Buy-to-let remortgage lending saw the most substantial upward trend increasing month-on-month to 8,000 loans, up 13% in volume compared to February and up 67% compared to March 2013. These buy-to-let remortgages had a total value of £1.2bn, up 13% compared to the previous month and up 73% compared to March 2013.

In quarter one of 2014, buy-to-let remortgage lending remained consistent with the previous quarter totalling 23,000 loans, an increase of 1%, but a lager year-on-year increase on the first quarter of 2013 of 55%. These loans totalled in value £3.3bn, which was again a modest increase of 3% on the fourth quarter of 2013 but up 67% on the first quarter of 2013.

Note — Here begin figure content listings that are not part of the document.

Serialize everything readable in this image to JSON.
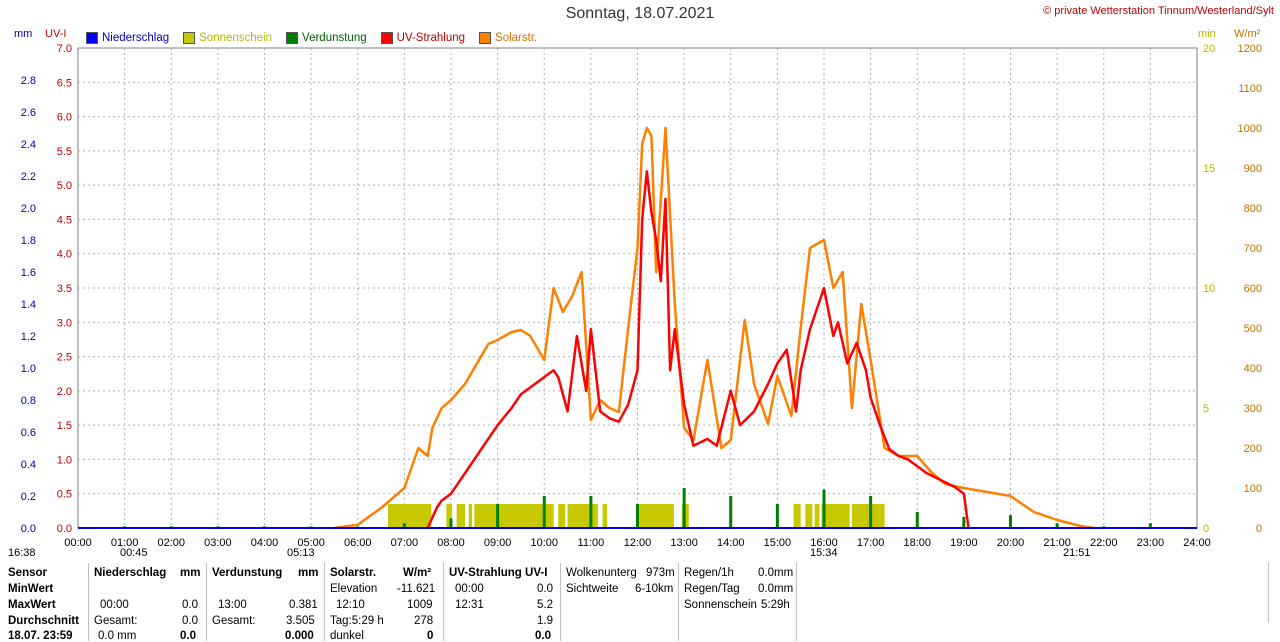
{
  "header": {
    "title": "Sonntag, 18.07.2021",
    "copyright": "© private Wetterstation Tinnum/Westerland/Sylt",
    "unit_mm": "mm",
    "unit_uv": "UV-I",
    "unit_min": "min",
    "unit_wm2": "W/m²"
  },
  "legend": [
    {
      "label": "Niederschlag",
      "color": "#0000ff"
    },
    {
      "label": "Sonnenschein",
      "color": "#c8c800"
    },
    {
      "label": "Verdunstung",
      "color": "#008000"
    },
    {
      "label": "UV-Strahlung",
      "color": "#ff0000"
    },
    {
      "label": "Solarstr.",
      "color": "#ff8000"
    }
  ],
  "colors": {
    "mm_axis": "#0000c0",
    "uv_axis": "#c00000",
    "min_axis": "#b8b800",
    "wm2_axis": "#c07000",
    "rain": "#0000ff",
    "sun": "#c8c800",
    "evap": "#008000",
    "uv": "#ff0000",
    "solar": "#ff8000",
    "grid": "#b0b0b0"
  },
  "chart_data": {
    "type": "line",
    "xlabel": "",
    "xlim": [
      0,
      24
    ],
    "x_ticks": [
      "00:00",
      "01:00",
      "02:00",
      "03:00",
      "04:00",
      "05:00",
      "06:00",
      "07:00",
      "08:00",
      "09:00",
      "10:00",
      "11:00",
      "12:00",
      "13:00",
      "14:00",
      "15:00",
      "16:00",
      "17:00",
      "18:00",
      "19:00",
      "20:00",
      "21:00",
      "22:00",
      "23:00",
      "24:00"
    ],
    "axes": {
      "mm": {
        "ticks": [
          "0.0",
          "0.2",
          "0.4",
          "0.6",
          "0.8",
          "1.0",
          "1.2",
          "1.4",
          "1.6",
          "1.8",
          "2.0",
          "2.2",
          "2.4",
          "2.6",
          "2.8"
        ],
        "range": [
          0,
          3.0
        ]
      },
      "uv": {
        "ticks": [
          "0.0",
          "0.5",
          "1.0",
          "1.5",
          "2.0",
          "2.5",
          "3.0",
          "3.5",
          "4.0",
          "4.5",
          "5.0",
          "5.5",
          "6.0",
          "6.5",
          "7.0"
        ],
        "range": [
          0,
          7.0
        ]
      },
      "min": {
        "ticks": [
          "0",
          "5",
          "10",
          "15",
          "20"
        ],
        "range": [
          0,
          20
        ]
      },
      "wm2": {
        "ticks": [
          "0",
          "100",
          "200",
          "300",
          "400",
          "500",
          "600",
          "700",
          "800",
          "900",
          "1000",
          "1100",
          "1200"
        ],
        "range": [
          0,
          1200
        ]
      }
    },
    "grid": true,
    "series": [
      {
        "name": "Solarstr.",
        "axis": "wm2",
        "x": [
          5.5,
          6.0,
          6.5,
          7.0,
          7.3,
          7.5,
          7.6,
          7.8,
          8.0,
          8.3,
          8.5,
          8.8,
          9.0,
          9.3,
          9.5,
          9.7,
          10.0,
          10.2,
          10.4,
          10.6,
          10.8,
          11.0,
          11.2,
          11.4,
          11.6,
          11.8,
          12.0,
          12.1,
          12.2,
          12.3,
          12.4,
          12.6,
          12.8,
          13.0,
          13.2,
          13.5,
          13.8,
          14.0,
          14.3,
          14.5,
          14.8,
          15.0,
          15.3,
          15.5,
          15.7,
          16.0,
          16.2,
          16.4,
          16.6,
          16.8,
          17.0,
          17.3,
          17.6,
          18.0,
          18.3,
          18.6,
          19.0,
          19.5,
          20.0,
          20.5,
          21.0,
          21.5,
          21.8
        ],
        "values": [
          0,
          8,
          50,
          100,
          200,
          180,
          250,
          300,
          320,
          360,
          400,
          460,
          470,
          490,
          495,
          480,
          420,
          600,
          540,
          580,
          640,
          270,
          320,
          300,
          290,
          500,
          700,
          960,
          1000,
          980,
          640,
          1000,
          560,
          250,
          220,
          420,
          200,
          220,
          520,
          360,
          260,
          380,
          280,
          500,
          700,
          720,
          600,
          640,
          300,
          560,
          420,
          200,
          180,
          180,
          140,
          110,
          100,
          90,
          80,
          40,
          20,
          5,
          0
        ]
      },
      {
        "name": "UV-Strahlung",
        "axis": "uv",
        "x": [
          7.5,
          7.7,
          7.8,
          8.0,
          8.3,
          8.5,
          8.8,
          9.0,
          9.3,
          9.5,
          9.8,
          10.0,
          10.2,
          10.3,
          10.5,
          10.7,
          10.9,
          11.0,
          11.2,
          11.4,
          11.6,
          11.8,
          12.0,
          12.1,
          12.2,
          12.3,
          12.4,
          12.5,
          12.6,
          12.7,
          12.8,
          13.0,
          13.2,
          13.5,
          13.7,
          14.0,
          14.2,
          14.5,
          14.8,
          15.0,
          15.2,
          15.4,
          15.5,
          15.7,
          16.0,
          16.2,
          16.3,
          16.5,
          16.7,
          16.9,
          17.0,
          17.2,
          17.4,
          17.6,
          17.8,
          18.0,
          18.2,
          18.5,
          18.8,
          19.0,
          19.1
        ],
        "values": [
          0,
          0.3,
          0.4,
          0.5,
          0.8,
          1.0,
          1.3,
          1.5,
          1.75,
          1.95,
          2.1,
          2.2,
          2.3,
          2.2,
          1.7,
          2.8,
          2.0,
          2.9,
          1.7,
          1.6,
          1.55,
          1.8,
          2.3,
          4.5,
          5.2,
          4.6,
          4.2,
          3.6,
          4.8,
          2.3,
          2.9,
          1.8,
          1.2,
          1.3,
          1.2,
          2.0,
          1.5,
          1.7,
          2.1,
          2.4,
          2.6,
          1.7,
          2.3,
          2.9,
          3.5,
          2.8,
          3.0,
          2.4,
          2.7,
          2.3,
          1.9,
          1.5,
          1.15,
          1.05,
          1.0,
          0.9,
          0.8,
          0.7,
          0.6,
          0.5,
          0
        ]
      },
      {
        "name": "Sonnenschein",
        "axis": "min",
        "segments": [
          [
            6.65,
            7.58
          ],
          [
            7.9,
            8.02
          ],
          [
            8.12,
            8.3
          ],
          [
            8.38,
            8.45
          ],
          [
            8.5,
            10.2
          ],
          [
            10.3,
            10.45
          ],
          [
            10.5,
            11.15
          ],
          [
            11.25,
            11.35
          ],
          [
            12.0,
            12.78
          ],
          [
            12.95,
            13.1
          ],
          [
            15.35,
            15.5
          ],
          [
            15.6,
            15.75
          ],
          [
            15.8,
            15.9
          ],
          [
            15.95,
            16.55
          ],
          [
            16.6,
            17.3
          ]
        ],
        "value": 1.0
      },
      {
        "name": "Verdunstung",
        "axis": "mm",
        "x": [
          1.0,
          2.0,
          3.0,
          4.0,
          5.0,
          6.0,
          7.0,
          8.0,
          9.0,
          10.0,
          11.0,
          12.0,
          13.0,
          14.0,
          15.0,
          16.0,
          17.0,
          18.0,
          19.0,
          20.0,
          21.0,
          22.0,
          23.0
        ],
        "values": [
          0.01,
          0.01,
          0.01,
          0.01,
          0.01,
          0.01,
          0.03,
          0.06,
          0.15,
          0.2,
          0.2,
          0.15,
          0.25,
          0.2,
          0.15,
          0.24,
          0.2,
          0.1,
          0.07,
          0.08,
          0.03,
          0.01,
          0.03
        ]
      },
      {
        "name": "Niederschlag",
        "axis": "mm",
        "x": [],
        "values": []
      }
    ],
    "markers": [
      {
        "label": "16:38"
      },
      {
        "label": "00:45"
      },
      {
        "label": "05:13"
      },
      {
        "label": "15:34"
      },
      {
        "label": "21:51"
      }
    ]
  },
  "stats": {
    "rows": [
      "Sensor",
      "MinWert",
      "MaxWert",
      "Durchschnitt",
      "18.07. 23:59"
    ],
    "rain": {
      "h1": "Niederschlag",
      "h2": "mm",
      "max_t": "00:00",
      "max_v": "0.0",
      "sum_l": "Gesamt:",
      "sum_v": "0.0",
      "last": "0.0 mm",
      "last_v": "0.0"
    },
    "evap": {
      "h1": "Verdunstung",
      "h2": "mm",
      "max_t": "13:00",
      "max_v": "0.381",
      "sum_l": "Gesamt:",
      "sum_v": "3.505",
      "last_v": "0.000"
    },
    "solar": {
      "h1": "Solarstr.",
      "h2": "W/m²",
      "elev_l": "Elevation",
      "elev_v": "-11.621",
      "max_t": "12:10",
      "max_v": "1009",
      "tag_l": "Tag:5:29 h",
      "tag_v": "278",
      "dark_l": "dunkel",
      "dark_v": "0"
    },
    "uv": {
      "h1": "UV-Strahlung UV-I",
      "min_t": "00:00",
      "min_v": "0.0",
      "max_t": "12:31",
      "max_v": "5.2",
      "avg_v": "1.9",
      "last_v": "0.0"
    },
    "cloud": {
      "l1": "Wolkenunterg",
      "v1": "973m",
      "l2": "Sichtweite",
      "v2": "6-10km"
    },
    "regen": {
      "l1": "Regen/1h",
      "v1": "0.0mm",
      "l2": "Regen/Tag",
      "v2": "0.0mm",
      "l3": "Sonnenschein",
      "v3": "5:29h"
    }
  }
}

Paul Smee, director general of the CML, commented:

“All types of lending show positive year-on-year growth but the rate of increase is not as frenetic as at the end of 2013. Buy-to-let lending continues to recover and regain market share.

"The FCA's new regulation of mortgages has now been introduced, but it will still be some time until we can assess its effect on the market. The industry was ready for the transition, and already actively implementing many of the changes prior to April. We do not anticipate prolonged disruption to the market as a consequence. But we still see affordability constraints as an important factor in determining the level of demand for mortgages which we see over the next year.”

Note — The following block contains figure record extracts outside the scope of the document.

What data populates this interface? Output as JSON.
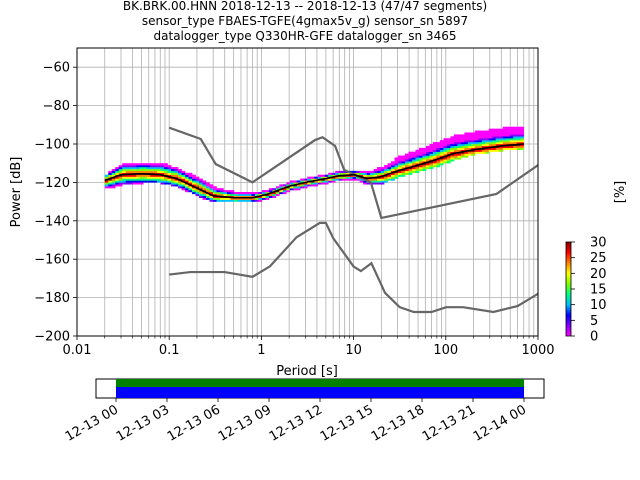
{
  "title_lines": [
    "BK.BRK.00.HNN   2018-12-13 -- 2018-12-13  (47/47 segments)",
    "sensor_type FBAES-TGFE(4gmax5v_g) sensor_sn 5897",
    "datalogger_type Q330HR-GFE datalogger_sn 3465"
  ],
  "chart_data": {
    "type": "heatmap",
    "xlabel": "Period [s]",
    "ylabel": "Power [dB]",
    "x_scale": "log",
    "xlim": [
      0.01,
      1000
    ],
    "ylim": [
      -200,
      -50
    ],
    "x_ticks": [
      0.01,
      0.1,
      1,
      10,
      100,
      1000
    ],
    "x_tick_labels": [
      "0.01",
      "0.1",
      "1",
      "10",
      "100",
      "1000"
    ],
    "y_ticks": [
      -200,
      -180,
      -160,
      -140,
      -120,
      -100,
      -80,
      -60
    ],
    "y_tick_labels": [
      "−200",
      "−180",
      "−160",
      "−140",
      "−120",
      "−100",
      "−80",
      "−60"
    ],
    "grid": true,
    "colorbar": {
      "label": "[%]",
      "range": [
        0,
        30
      ],
      "ticks": [
        0,
        5,
        10,
        15,
        20,
        25,
        30
      ],
      "tick_labels": [
        "0",
        "5",
        "10",
        "15",
        "20",
        "25",
        "30"
      ],
      "colormap": [
        "#ff00ff",
        "#7f00ff",
        "#0000ff",
        "#00bfff",
        "#00ff80",
        "#80ff00",
        "#ffff00",
        "#ff8000",
        "#ff0000",
        "#800000"
      ]
    },
    "noise_models": [
      {
        "name": "NHNM",
        "color": "#666666",
        "points": [
          [
            0.1,
            -91.5
          ],
          [
            0.22,
            -97.4
          ],
          [
            0.32,
            -110.5
          ],
          [
            0.8,
            -120
          ],
          [
            3.8,
            -98
          ],
          [
            4.6,
            -96.5
          ],
          [
            6.3,
            -101
          ],
          [
            7.9,
            -113.5
          ],
          [
            15.4,
            -120
          ],
          [
            20,
            -138.5
          ],
          [
            354.8,
            -126
          ],
          [
            1000,
            -111
          ]
        ]
      },
      {
        "name": "NLNM",
        "color": "#666666",
        "points": [
          [
            0.1,
            -168
          ],
          [
            0.17,
            -166.7
          ],
          [
            0.4,
            -166.7
          ],
          [
            0.8,
            -169.2
          ],
          [
            1.24,
            -163.7
          ],
          [
            2.4,
            -148.6
          ],
          [
            4.3,
            -141.1
          ],
          [
            5.0,
            -141.1
          ],
          [
            6.0,
            -149
          ],
          [
            10,
            -163.8
          ],
          [
            12,
            -166.2
          ],
          [
            15.6,
            -162.1
          ],
          [
            21.9,
            -177.5
          ],
          [
            31.6,
            -185
          ],
          [
            45,
            -187.5
          ],
          [
            70,
            -187.5
          ],
          [
            101,
            -185
          ],
          [
            154,
            -185
          ],
          [
            328,
            -187.5
          ],
          [
            600,
            -184.4
          ],
          [
            1000,
            -178
          ]
        ]
      }
    ],
    "mean_curve": {
      "color": "#000000",
      "points": [
        [
          0.02,
          -119
        ],
        [
          0.03,
          -116
        ],
        [
          0.05,
          -115.5
        ],
        [
          0.08,
          -116
        ],
        [
          0.12,
          -118
        ],
        [
          0.2,
          -123
        ],
        [
          0.3,
          -127
        ],
        [
          0.5,
          -128
        ],
        [
          0.8,
          -128
        ],
        [
          1.2,
          -126
        ],
        [
          2,
          -122
        ],
        [
          3,
          -120
        ],
        [
          5,
          -118
        ],
        [
          7,
          -116.5
        ],
        [
          10,
          -116
        ],
        [
          14,
          -118
        ],
        [
          20,
          -117
        ],
        [
          30,
          -114
        ],
        [
          50,
          -111
        ],
        [
          80,
          -108
        ],
        [
          120,
          -105
        ],
        [
          200,
          -103
        ],
        [
          400,
          -101
        ],
        [
          700,
          -100
        ]
      ]
    },
    "spread_top": {
      "points": [
        [
          0.02,
          -116
        ],
        [
          0.03,
          -111
        ],
        [
          0.05,
          -110
        ],
        [
          0.08,
          -110
        ],
        [
          0.12,
          -113
        ],
        [
          0.2,
          -118
        ],
        [
          0.3,
          -123
        ],
        [
          0.5,
          -125
        ],
        [
          0.8,
          -126
        ],
        [
          1.2,
          -124
        ],
        [
          2,
          -120
        ],
        [
          3,
          -118
        ],
        [
          5,
          -116
        ],
        [
          7,
          -114
        ],
        [
          10,
          -114
        ],
        [
          14,
          -115
        ],
        [
          20,
          -112
        ],
        [
          30,
          -107
        ],
        [
          50,
          -103
        ],
        [
          80,
          -99
        ],
        [
          120,
          -96
        ],
        [
          200,
          -94
        ],
        [
          400,
          -92
        ],
        [
          700,
          -91
        ]
      ]
    },
    "spread_bottom": {
      "points": [
        [
          0.02,
          -123
        ],
        [
          0.03,
          -121
        ],
        [
          0.05,
          -120
        ],
        [
          0.08,
          -120
        ],
        [
          0.12,
          -122
        ],
        [
          0.2,
          -127
        ],
        [
          0.3,
          -130
        ],
        [
          0.5,
          -130
        ],
        [
          0.8,
          -130
        ],
        [
          1.2,
          -128
        ],
        [
          2,
          -124
        ],
        [
          3,
          -122
        ],
        [
          5,
          -120
        ],
        [
          7,
          -118.5
        ],
        [
          10,
          -118
        ],
        [
          14,
          -121
        ],
        [
          20,
          -120
        ],
        [
          30,
          -117
        ],
        [
          50,
          -114
        ],
        [
          80,
          -111
        ],
        [
          120,
          -108
        ],
        [
          200,
          -105
        ],
        [
          400,
          -103
        ],
        [
          700,
          -102
        ]
      ]
    }
  },
  "timeline": {
    "tick_labels": [
      "12-13 00",
      "12-13 03",
      "12-13 06",
      "12-13 09",
      "12-13 12",
      "12-13 15",
      "12-13 18",
      "12-13 21",
      "12-14 00"
    ],
    "coverage_color": "#008000",
    "data_color": "#0000ff"
  }
}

Karen Bennett, Sales and Marketing Director of Commercial Mortgages at Shawbrook Bank, said:

“The continued strength of the buy-to-let sector is evidence of the ongoing economic recovery and a sign of the favourable climate that the current low interest rates have created. However, with calls from the OECD and others for more controls on the housing market, we may see rate rises sooner than anticipated. We have always advocated sensible borrowing and property investors need to look closely at their portfolio and carefully consider whether to take on more properties. They need to make sure that their portfolios will generate enough income to cover mortgages if interest rates go up suddenly.”

Andy Knee, Chief Executive of LMS, comments:

“The latest CML figures show that even before its introduction, MMR already began making changes to the market. Despite year-on-year growth, both home-owner house purchase and remortgaging loans have seen quarterly falls compared to the last quarter of 2013. Remortgaging was the first to feel the impact of MMR as lenders slowed lending in anticipation of the sweeping reforms, while a hiking of mortgage rates also discouraged many borrowers to swap deals.

“Responsible lending and affordability is clearly – and quite correctly - the phrase on everyone’s lips, but this must not come at the cost of aspiring homeowners, a group that already face steep obstacles to make the leap onto the ladder. But through effective use of MMR we can ensure the market continues to thrive, especially in the context of a stronger economic outlook with higher employment figures and lower inflation.

“A transitional period is only natural to get systems and processes geared up. Later in the year it is expected that the mortgage market will pick up, securing long and sustainable growth.”